15 June 2012

A little Linux advice, if you please!

Update: See bottom.

Yeah, so it's been quiet from my little corner for a while now. Many reasons, most of them falling into "busy life" category, but one in particular is the topic of this post.

A few weeks back I was noticing a few hickups in my Ubuntu 10.10 install, nothing major but little things here and there. So, I thought the latest Ubuntu 11.04 upgrade was in order. And it was; it even fixed my Bluetooth stack, the sound was better, even the graphics were a bit more stable.

But then all of a sudden I couldn't even boot the kernel properly. Even rescue mode never quite reached a terminal, so I used a Knoppix CD to dig through the logs in trying to find out what the problem might be. However, there wasn't too much to find, no serious errors, except for a segfault in the CUPS (printing) service. After fixing that, then a segfault in something else. And then something else.

So out of the blue I thought of doing an extra 'fsck' after the one I did before the upgrade. Lots of files had various problems with them, and lost+found filled up with a couple of hundred files. So, some file pointer had run amok (perhaps while hovering over a bad sector?), and important kernel files had been corrupted.

After a few rounds and screaming, I've managed to put Knoppix on a 8Gb USB stick, installed a USB bootloader in my GRUB (my BIOS can't do USB booting), and I now boot into that USB stick for a semblance of normal life. I've installed NetBeans, MySQL, PHP and most tools I need, so I'm at least operational.

The question becomes: what now?

1. Try to fix the current Ubuntu install? (I've searched around for some tool that could re-install and re-download kernel and system essentials without any luck)

2. Re-format and install a fresh Ubuntu 11.04 LTS?

3. Buy a new 2.5" HDD, and go back to 2?

3. Buy a HDD + SDD hybrid (like the Seagate Momentus XT which got good reviews)?

4. Buy a SSD, and sacrifice internal storage space for that speedy goodness? (I've got several LAN disks for media stuff, so my space requirements are modest)

5. Change my distro? What are the sexy contenders these days? (I'm a developer by trade, so stability over candy)

6. Generic partitioning tricks, since I think I'll start a blank slate. I've got two SATA ports, so maybe a small SSD for cache and system, and mount a 7200 rpm with nice cache as a secondary? Or?

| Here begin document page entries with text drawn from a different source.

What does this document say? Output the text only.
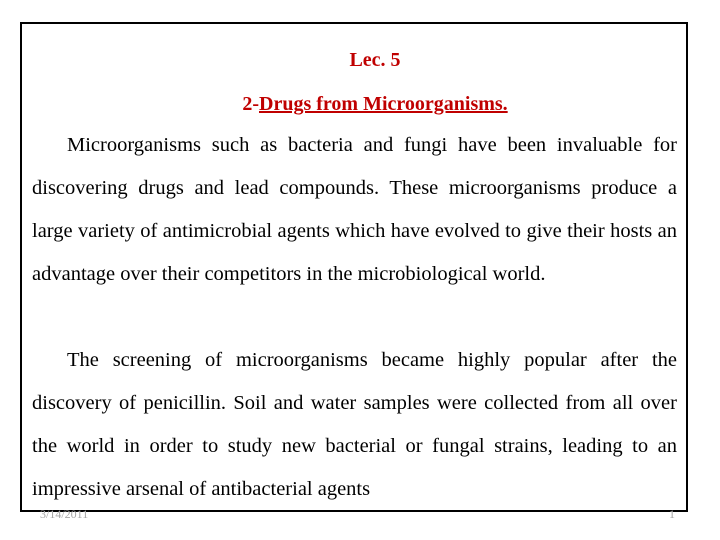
Lec. 5
2-Drugs from Microorganisms.
Microorganisms such as bacteria and fungi have been invaluable for discovering drugs and lead compounds. These microorganisms produce a large variety of antimicrobial agents which have evolved to give their hosts an advantage over their competitors in the microbiological world.
The screening of microorganisms became highly popular after the discovery of penicillin. Soil and water samples were collected from all over the world in order to study new bacterial or fungal strains, leading to an impressive arsenal of antibacterial agents
3/14/2011	1
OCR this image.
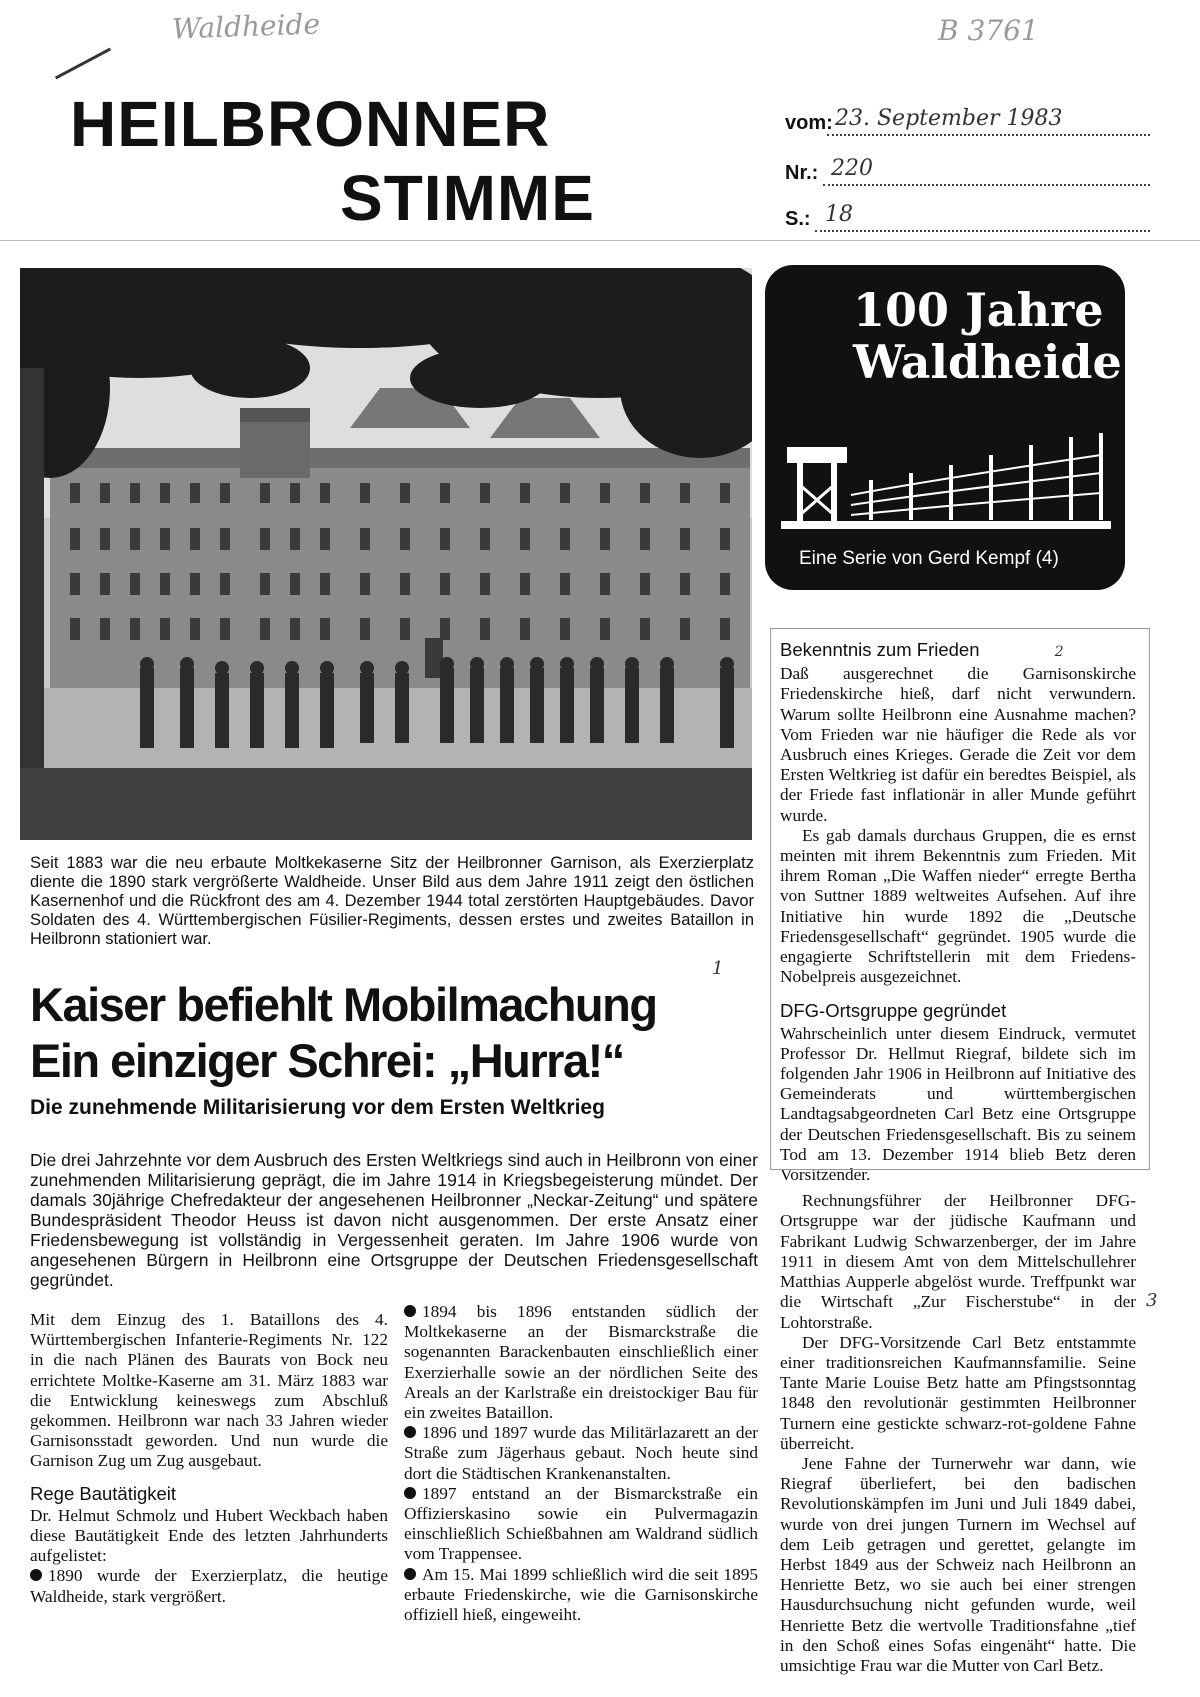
Waldheide	B 3761
HEILBRONNER
STIMME
vom: 23. September 1983
Nr.: 220
S.: 18
100 Jahre
Waldheide
Eine Serie von Gerd Kempf (4)
Seit 1883 war die neu erbaute Moltkekaserne Sitz der Heilbronner Garnison, als Exerzierplatz diente die 1890 stark vergrößerte Waldheide. Unser Bild aus dem Jahre 1911 zeigt den östlichen Kasernenhof und die Rückfront des am 4. Dezember 1944 total zerstörten Hauptgebäudes. Davor Soldaten des 4. Württembergischen Füsilier-Regiments, dessen erstes und zweites Bataillon in Heilbronn stationiert war.
Kaiser befiehlt Mobilmachung
Ein einziger Schrei: „Hurra!“
1
Die zunehmende Militarisierung vor dem Ersten Weltkrieg
Die drei Jahrzehnte vor dem Ausbruch des Ersten Weltkriegs sind auch in Heilbronn von einer zunehmenden Militarisierung geprägt, die im Jahre 1914 in Kriegsbegeisterung mündet. Der damals 30jährige Chefredakteur der angesehenen Heilbronner „Neckar-Zeitung“ und spätere Bundespräsident Theodor Heuss ist davon nicht ausgenommen. Der erste Ansatz einer Friedensbewegung ist vollständig in Vergessenheit geraten. Im Jahre 1906 wurde von angesehenen Bürgern in Heilbronn eine Ortsgruppe der Deutschen Friedensgesellschaft gegründet.

Mit dem Einzug des 1. Bataillons des 4. Württembergischen Infanterie-Regiments Nr. 122 in die nach Plänen des Baurats von Bock neu errichtete Moltke-Kaserne am 31. März 1883 war die Entwicklung keineswegs zum Abschluß gekommen. Heilbronn war nach 33 Jahren wieder Garnisonsstadt geworden. Und nun wurde die Garnison Zug um Zug ausgebaut.

Rege Bautätigkeit

Dr. Helmut Schmolz und Hubert Weckbach haben diese Bautätigkeit Ende des letzten Jahrhunderts aufgelistet:

1890 wurde der Exerzierplatz, die heutige Waldheide, stark vergrößert.

1894 bis 1896 entstanden südlich der Moltkekaserne an der Bismarckstraße die sogenannten Barackenbauten einschließlich einer Exerzierhalle sowie an der nördlichen Seite des Areals an der Karlstraße ein dreistockiger Bau für ein zweites Bataillon.

1896 und 1897 wurde das Militärlazarett an der Straße zum Jägerhaus gebaut. Noch heute sind dort die Städtischen Krankenanstalten.

1897 entstand an der Bismarckstraße ein Offizierskasino sowie ein Pulvermagazin einschließlich Schießbahnen am Waldrand südlich vom Trappensee.

Am 15. Mai 1899 schließlich wird die seit 1895 erbaute Friedenskirche, wie die Garnisonskirche offiziell hieß, eingeweiht.

Bekenntnis zum Frieden	2

Daß ausgerechnet die Garnisonskirche Friedenskirche hieß, darf nicht verwundern. Warum sollte Heilbronn eine Ausnahme machen? Vom Frieden war nie häufiger die Rede als vor Ausbruch eines Krieges. Gerade die Zeit vor dem Ersten Weltkrieg ist dafür ein beredtes Beispiel, als der Friede fast inflationär in aller Munde geführt wurde.

Es gab damals durchaus Gruppen, die es ernst meinten mit ihrem Bekenntnis zum Frieden. Mit ihrem Roman „Die Waffen nieder“ erregte Bertha von Suttner 1889 weltweites Aufsehen. Auf ihre Initiative hin wurde 1892 die „Deutsche Friedensgesellschaft“ gegründet. 1905 wurde die engagierte Schriftstellerin mit dem Friedens-Nobelpreis ausgezeichnet.

DFG-Ortsgruppe gegründet

Wahrscheinlich unter diesem Eindruck, vermutet Professor Dr. Hellmut Riegraf, bildete sich im folgenden Jahr 1906 in Heilbronn auf Initiative des Gemeinderats und württembergischen Landtagsabgeordneten Carl Betz eine Ortsgruppe der Deutschen Friedensgesellschaft. Bis zu seinem Tod am 13. Dezember 1914 blieb Betz deren Vorsitzender.

Rechnungsführer der Heilbronner DFG-Ortsgruppe war der jüdische Kaufmann und Fabrikant Ludwig Schwarzenberger, der im Jahre 1911 in diesem Amt von dem Mittelschullehrer Matthias Aupperle abgelöst wurde. Treffpunkt war die Wirtschaft „Zur Fischerstube“ in der Lohtorstraße.

Der DFG-Vorsitzende Carl Betz entstammte einer traditionsreichen Kaufmannsfamilie. Seine Tante Marie Louise Betz hatte am Pfingstsonntag 1848 den revolutionär gestimmten Heilbronner Turnern eine gestickte schwarz-rot-goldene Fahne überreicht.

Jene Fahne der Turnerwehr war dann, wie Riegraf überliefert, bei den badischen Revolutionskämpfen im Juni und Juli 1849 dabei, wurde von drei jungen Turnern im Wechsel auf dem Leib getragen und gerettet, gelangte im Herbst 1849 aus der Schweiz nach Heilbronn an Henriette Betz, wo sie auch bei einer strengen Hausdurchsuchung nicht gefunden wurde, weil Henriette Betz die wertvolle Traditionsfahne „tief in den Schoß eines Sofas eingenäht“ hatte. Die umsichtige Frau war die Mutter von Carl Betz.

3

Ok, so I got myself a 120Gb SSD (a Kingston SSDNow V200 2.5" 128GB SATA III), and set it up as primary drive with a Ext4 partition (115Gb) and a 5Gb swap partition, and filled it up with a new install of Ubuntu 12.04. Just installed Java, NetBeans, MySQL, PHP5, Apache2 all without a hitch, so at least I'm productive again. And the systems is really fast and responsive, too. Love that SSD feelin'

A few negatives, though, and the foremost is - still! - friggin Unity; it annoys me to no end! I tried it first in beta, then in 10.10, again in 11.04 and I've whinced and whined about it before, how it takes the few things I truly hate about the Mac, and merges that hate with the bad bits from classic Xwindows. I can't stand it, but I thought to myself, surely after over two years in the making have they at least fixed the worst, or at least made a lot of it customizable and tweakable - you know, the very essence of why we even run Linux in the first place. But no, Unity is still crap, and I don't know how long I'll last. I'll give it a go for sure, I'll try my hardest to work with it, but its fundamental design just goes against everything I'd like to do, it isn't very intuitive or easy to use either, nor does it make me more efficient. What's more, NetBeans seems incompatible with the bloody task bar thingy, so if I accidentally minimize the application the only way to get it back is to open a task manager, kill the app, and start it again, because, Unity in its infinite wisdom, have removed the app switching (although I've seen some tweaks to get it back, but why, oh why remove the usable parts of it?! The insanity is driving me nuts, and it is damaging to the reputation of an otherwise brilliant operating system. I understand why a lot of geeks are fleeing to other Debian based distros, and I might just go that way myself (any opinions on that?). When my patience with Unity dries up I'll pop the machine into Gnome Classic to at least regain my sanity, but I heard somewhere they're fazing that out as well. For Pete's sake! Talk about building your system up to great heights and then let it fall to ground in your ignorant arrogance. *sigh*

Apart from that; I'm up and running again. Yay.